How does changing your own behavior change that of another? It doesn’t change it; it accesses a behavior within another’s repertoire. That is, it accesses a behavior from the current state of their nervous system from the many influences I described above.

Sometimes I don’t sleep well. If my wife says you’ve been grumpy all morning, whether I have or have not been grumpy, I’ll usually become grumpy in response to her spoken observation. If, on the other hand, she says, sorry you didn’t sleep well, I’m likely to say, “I’m okay,” and feel okay. She didn’t make me behave one way or the other. She accessed something within my repertoire. If I were a more even-tempered person, perhaps I wouldn’t have responded with grumpiness, no matter what she said. If she were conscious and desirous of accessing my more pleasant response, she’d have gone with the “sorry you didn’t sleep well.” All behavior stems from one entity accessing a behavior of another entity within that entity’s repertoire.

Reciprocity

As a couple who’ve been together for nearly four decades, my wife and I have had countless interactions. We perturbate the other and the other reacts within their repertoire. While experiencing these mutual perturbations millions of times with each other (and millions of times with others), we believe the fiction that we’re being responded to directly rather than we’ve accessed something within another’s repertoire. These mutual perturbations are the means of structural coupling with other human beings—in conventional language, the means of interpersonal relationships.

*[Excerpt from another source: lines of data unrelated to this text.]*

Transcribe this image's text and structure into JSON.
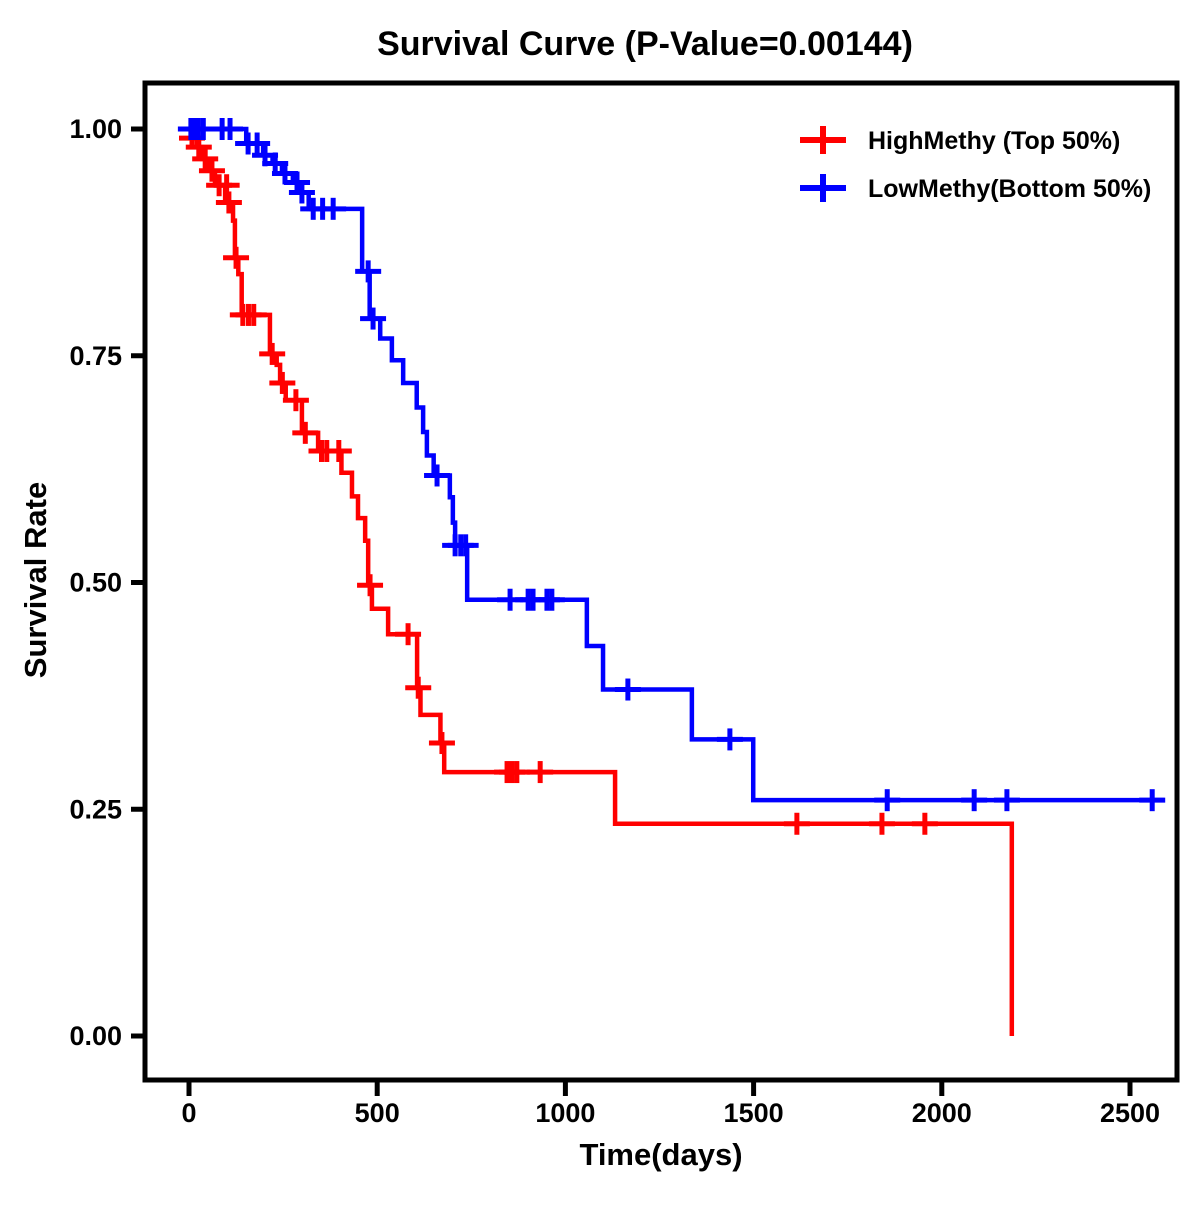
{
  "title": "Survival Curve (P-Value=0.00144)",
  "p_value": "0.00144",
  "axes": {
    "x": {
      "label": "Time(days)",
      "tick_labels": [
        "0",
        "500",
        "1000",
        "1500",
        "2000",
        "2500"
      ],
      "tick_values": [
        0,
        500,
        1000,
        1500,
        2000,
        2500
      ],
      "range": [
        0,
        2500
      ]
    },
    "y": {
      "label": "Survival Rate",
      "tick_labels": [
        "0.00",
        "0.25",
        "0.50",
        "0.75",
        "1.00"
      ],
      "tick_values": [
        0,
        0.25,
        0.5,
        0.75,
        1.0
      ],
      "range": [
        0,
        1
      ]
    }
  },
  "legend": {
    "items": [
      {
        "label": "HighMethy (Top 50%)",
        "color": "#FF0000",
        "marker": "plus-censor-icon"
      },
      {
        "label": "LowMethy(Bottom 50%)",
        "color": "#0000FF",
        "marker": "plus-censor-icon"
      }
    ]
  },
  "chart_data": {
    "type": "line",
    "subtype": "kaplan_meier_step",
    "title": "Survival Curve (P-Value=0.00144)",
    "xlabel": "Time(days)",
    "ylabel": "Survival Rate",
    "xlim": [
      0,
      2500
    ],
    "ylim": [
      0,
      1
    ],
    "grid": false,
    "legend_position": "top-right-inside",
    "series": [
      {
        "name": "HighMethy (Top 50%)",
        "color": "#FF0000",
        "end_time": 2186,
        "steps": [
          [
            0,
            1.0
          ],
          [
            10,
            0.99
          ],
          [
            21,
            0.98
          ],
          [
            35,
            0.967
          ],
          [
            50,
            0.954
          ],
          [
            69,
            0.938
          ],
          [
            96,
            0.919
          ],
          [
            117,
            0.899
          ],
          [
            122,
            0.858
          ],
          [
            131,
            0.84
          ],
          [
            140,
            0.795
          ],
          [
            215,
            0.752
          ],
          [
            233,
            0.74
          ],
          [
            242,
            0.72
          ],
          [
            257,
            0.701
          ],
          [
            300,
            0.665
          ],
          [
            343,
            0.645
          ],
          [
            405,
            0.621
          ],
          [
            433,
            0.595
          ],
          [
            449,
            0.571
          ],
          [
            468,
            0.546
          ],
          [
            476,
            0.497
          ],
          [
            486,
            0.471
          ],
          [
            529,
            0.443
          ],
          [
            606,
            0.384
          ],
          [
            615,
            0.354
          ],
          [
            668,
            0.323
          ],
          [
            678,
            0.291
          ],
          [
            1132,
            0.234
          ],
          [
            2186,
            0.0
          ]
        ],
        "censors": [
          [
            8,
            0.99
          ],
          [
            26,
            0.98
          ],
          [
            43,
            0.967
          ],
          [
            61,
            0.954
          ],
          [
            80,
            0.938
          ],
          [
            100,
            0.938
          ],
          [
            106,
            0.919
          ],
          [
            125,
            0.858
          ],
          [
            143,
            0.795
          ],
          [
            158,
            0.795
          ],
          [
            172,
            0.795
          ],
          [
            221,
            0.752
          ],
          [
            248,
            0.72
          ],
          [
            284,
            0.701
          ],
          [
            309,
            0.665
          ],
          [
            352,
            0.645
          ],
          [
            366,
            0.645
          ],
          [
            398,
            0.645
          ],
          [
            481,
            0.497
          ],
          [
            582,
            0.443
          ],
          [
            609,
            0.384
          ],
          [
            672,
            0.323
          ],
          [
            845,
            0.291
          ],
          [
            858,
            0.291
          ],
          [
            871,
            0.291
          ],
          [
            933,
            0.291
          ],
          [
            1615,
            0.234
          ],
          [
            1841,
            0.234
          ],
          [
            1955,
            0.234
          ]
        ]
      },
      {
        "name": "LowMethy(Bottom 50%)",
        "color": "#0000FF",
        "end_time": 2590,
        "steps": [
          [
            0,
            1.0
          ],
          [
            152,
            0.984
          ],
          [
            197,
            0.971
          ],
          [
            222,
            0.962
          ],
          [
            247,
            0.951
          ],
          [
            276,
            0.941
          ],
          [
            294,
            0.93
          ],
          [
            318,
            0.912
          ],
          [
            460,
            0.843
          ],
          [
            480,
            0.791
          ],
          [
            508,
            0.769
          ],
          [
            539,
            0.745
          ],
          [
            569,
            0.72
          ],
          [
            605,
            0.693
          ],
          [
            622,
            0.666
          ],
          [
            632,
            0.64
          ],
          [
            650,
            0.618
          ],
          [
            693,
            0.594
          ],
          [
            701,
            0.566
          ],
          [
            707,
            0.541
          ],
          [
            739,
            0.481
          ],
          [
            1057,
            0.43
          ],
          [
            1100,
            0.382
          ],
          [
            1336,
            0.327
          ],
          [
            1499,
            0.26
          ]
        ],
        "censors": [
          [
            5,
            1.0
          ],
          [
            15,
            1.0
          ],
          [
            25,
            1.0
          ],
          [
            38,
            1.0
          ],
          [
            88,
            1.0
          ],
          [
            109,
            1.0
          ],
          [
            157,
            0.984
          ],
          [
            181,
            0.984
          ],
          [
            202,
            0.971
          ],
          [
            229,
            0.962
          ],
          [
            255,
            0.951
          ],
          [
            287,
            0.941
          ],
          [
            300,
            0.93
          ],
          [
            330,
            0.912
          ],
          [
            355,
            0.912
          ],
          [
            383,
            0.912
          ],
          [
            476,
            0.843
          ],
          [
            489,
            0.791
          ],
          [
            659,
            0.618
          ],
          [
            707,
            0.541
          ],
          [
            722,
            0.541
          ],
          [
            735,
            0.541
          ],
          [
            853,
            0.481
          ],
          [
            901,
            0.481
          ],
          [
            914,
            0.481
          ],
          [
            951,
            0.481
          ],
          [
            964,
            0.481
          ],
          [
            1166,
            0.382
          ],
          [
            1437,
            0.327
          ],
          [
            1855,
            0.26
          ],
          [
            2086,
            0.26
          ],
          [
            2173,
            0.26
          ],
          [
            2559,
            0.26
          ]
        ]
      }
    ]
  }
}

I propose that to learn to view relationships as mutual perturbations can be as quieting as meditation and as conflict reducing as competent marital counseling3 while no more elusive than either.


  1. That’s only theory. I’m baffled by our new washing machine.

  2. I use marriage and marriage counseling as shorthand for any committed coupling.

  3. It could also be included as something to practice during marital counseling.